B. Un récit collectif fondé sur l’exclusion

Dans leur rapport final, les commissaires de la CVRC définissent la « vérité » comme étant celle qui découle à la fois des documents historiques et des récits d’expériences vécues[88]. Toutefois, ces récits sont nécessairement choisis. Ce choix signifie par conséquent que certains récits sont exclus de l’élaboration de la vérité. Deux formes d’exclusions s’observent dans le cas de la CVRC : celle faite par les Survivants puis celle opérée au sein de la commission elle-même.

Dans un premier temps, si la stratégie de regroupement des Survivants leur a permis de faire retentir leurs revendications en dehors du cadre de la CVRC, elle a aussi eu pour effet d’influencer les témoignages devant la CVRC. D’abord en offrant un support et un sentiment de solidarité qui viendrait convaincre certaines victimes qui hésitaient à témoigner[89]. Ensuite, en imposant cette trame narrative de la souffrance qui a comblé l’espace destiné à la compréhension du système de pensionnats[90]. Cette réappropriation des audiences de la CVRC par les Survivants a permis aux survivants et survivantes de lutter contre l’oppression, en restaurant leur dignité volée et en retrouvant leur subjectivité[91]. Toutefois, celle-ci repose nécessairement sur les rhétoriques de victimisation et d’essentialisation qui conduisent à l’exclusion des expériences différentes qui ne servent pas cette cause commune. Par exemple, on peut penser à l’expérience des Inuits qui diffère de celle des Premières Nations en raison de leur éloignement dans les Territoires du Nord-Ouest et de leur mode de vie fortement basé sur le rythme des saisons[92]. Également, on peut penser à l’expérience métisse. À cet effet, Clément Chartier, président du Ralliement national des Métis, déplorait lors de son témoignage devant la CVRC l’exclusion de l’expérience des Métis dans l’élaboration de cette « vérité »[93].

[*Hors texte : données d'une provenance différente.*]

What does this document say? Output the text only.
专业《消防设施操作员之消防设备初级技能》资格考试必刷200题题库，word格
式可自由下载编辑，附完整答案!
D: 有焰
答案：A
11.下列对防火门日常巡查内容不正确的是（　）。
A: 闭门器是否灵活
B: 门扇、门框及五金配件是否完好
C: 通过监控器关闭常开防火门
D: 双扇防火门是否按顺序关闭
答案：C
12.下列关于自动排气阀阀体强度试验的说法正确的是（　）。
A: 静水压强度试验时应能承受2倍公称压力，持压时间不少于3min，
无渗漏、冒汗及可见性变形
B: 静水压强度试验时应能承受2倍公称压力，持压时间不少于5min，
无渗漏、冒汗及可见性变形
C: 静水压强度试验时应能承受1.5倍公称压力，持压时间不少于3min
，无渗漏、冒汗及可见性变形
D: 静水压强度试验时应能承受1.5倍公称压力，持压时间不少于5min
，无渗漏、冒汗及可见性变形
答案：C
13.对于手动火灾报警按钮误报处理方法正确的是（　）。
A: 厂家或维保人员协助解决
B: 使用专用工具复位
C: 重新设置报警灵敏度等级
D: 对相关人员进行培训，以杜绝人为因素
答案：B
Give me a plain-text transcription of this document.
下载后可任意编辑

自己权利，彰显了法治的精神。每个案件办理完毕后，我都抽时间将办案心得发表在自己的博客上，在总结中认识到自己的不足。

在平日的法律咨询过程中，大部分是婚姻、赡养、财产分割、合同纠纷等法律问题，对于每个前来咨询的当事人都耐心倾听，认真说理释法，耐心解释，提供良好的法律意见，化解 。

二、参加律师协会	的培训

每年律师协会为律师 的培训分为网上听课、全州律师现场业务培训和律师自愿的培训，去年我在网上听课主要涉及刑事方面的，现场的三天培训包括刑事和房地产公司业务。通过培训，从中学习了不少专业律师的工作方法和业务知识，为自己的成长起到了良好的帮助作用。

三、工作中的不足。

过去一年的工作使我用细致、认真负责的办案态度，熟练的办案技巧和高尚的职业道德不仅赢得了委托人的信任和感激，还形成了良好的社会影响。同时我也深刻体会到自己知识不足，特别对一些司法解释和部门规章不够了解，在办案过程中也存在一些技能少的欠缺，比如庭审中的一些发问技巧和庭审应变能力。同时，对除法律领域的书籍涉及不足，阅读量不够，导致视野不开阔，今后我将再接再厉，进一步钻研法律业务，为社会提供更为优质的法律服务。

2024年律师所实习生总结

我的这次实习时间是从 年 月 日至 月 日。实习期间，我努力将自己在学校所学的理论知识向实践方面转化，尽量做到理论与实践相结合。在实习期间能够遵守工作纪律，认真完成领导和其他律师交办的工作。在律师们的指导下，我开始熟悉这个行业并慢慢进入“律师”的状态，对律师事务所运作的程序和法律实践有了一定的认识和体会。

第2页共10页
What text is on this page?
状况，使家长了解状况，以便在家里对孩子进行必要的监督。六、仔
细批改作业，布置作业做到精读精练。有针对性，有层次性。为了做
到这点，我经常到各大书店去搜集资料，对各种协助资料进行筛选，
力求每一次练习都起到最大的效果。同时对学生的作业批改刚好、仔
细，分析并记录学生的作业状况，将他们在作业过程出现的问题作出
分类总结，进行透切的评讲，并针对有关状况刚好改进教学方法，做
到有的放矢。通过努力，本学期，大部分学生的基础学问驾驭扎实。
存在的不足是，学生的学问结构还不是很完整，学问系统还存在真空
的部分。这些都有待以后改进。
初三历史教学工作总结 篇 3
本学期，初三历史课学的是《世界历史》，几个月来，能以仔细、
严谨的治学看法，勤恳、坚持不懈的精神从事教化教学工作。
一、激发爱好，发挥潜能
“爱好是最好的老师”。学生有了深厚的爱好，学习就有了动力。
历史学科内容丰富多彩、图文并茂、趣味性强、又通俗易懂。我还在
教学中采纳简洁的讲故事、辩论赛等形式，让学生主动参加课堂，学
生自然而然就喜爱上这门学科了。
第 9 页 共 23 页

Cette réticence des populations métisses à l’égard du processus de la CVRC s’explique notamment par l’exclusion des pensionnats qu’ils ont fréquentés de la CRRPI et le silence à leur égard dans les excuses officielles du Canada[94]. Alors que le gouvernement canadien considérait les enfants métis comme étant des « éléments dangereux à civiliser et à assimiler », celui-ci changeait constamment de position sur la manière de faire[95]. En vérité, le gouvernement canadien considérait que l’assimilation des enfants métis était à la charge des provinces et des territoires et refusait donc de financer leur éducation. Toutefois, les gouvernements provinciaux et territoriaux étaient peu enclins à offrir des services aux populations métisses, quels qu’ils soient. Par conséquent, les parents d’enfants métisses qui souhaitaient que ceux-ci aient une éducation étaient forcés de les inscrire dans le système de pensionnats[96]. Après la Seconde Guerre mondiale, les provinces commencèrent à offrir certains services pour les élèves métis à travers un système différent de pensionnats. Ainsi, « [c]e volet de l’histoire des Métis nous rappelle que les séquelles des pensionnats se sont répercutées au-delà du réseau officiel géré par le ministère des Affaires indiennes »[97]. Clément Chartier dénonce par conséquent cette exclusion des populations métisses du processus de réconciliation et de leur expérience différenciée des pensionnats, affirmant que la réconciliation devrait être pour tous les peuples autochtones et non certains d’entre eux[98].

L’anthropologue Ratna Kapur a étudié ces processus de victimisation et d’essentialisation particulièrement dans le cas des revendications des mouvements féministes à l’échelle internationale. Elle a constaté que le processus de victimisation était un moyen de rallier des personnes de différents horizons sous une expérience commune afin de produire une victime a-historique et décontextualisée nécessaire au militantisme et de pouvoir parler d’une seule voix, dans l’espoir de s’inscrire dans le discours dominant[99]. La philosophe Judith Butler a écrit à ce propos que

[l]orsque nous demandons à être protégés contre la discrimination, nous le faisons au nom d’un groupe ou d’une classe. Et dans ce langage et ce contexte-là, nous avons à nous présenter comme des êtres finis – distincts, reconnaissables, circonscrits, des sujets de droit, une communauté définie par des traits communs[100].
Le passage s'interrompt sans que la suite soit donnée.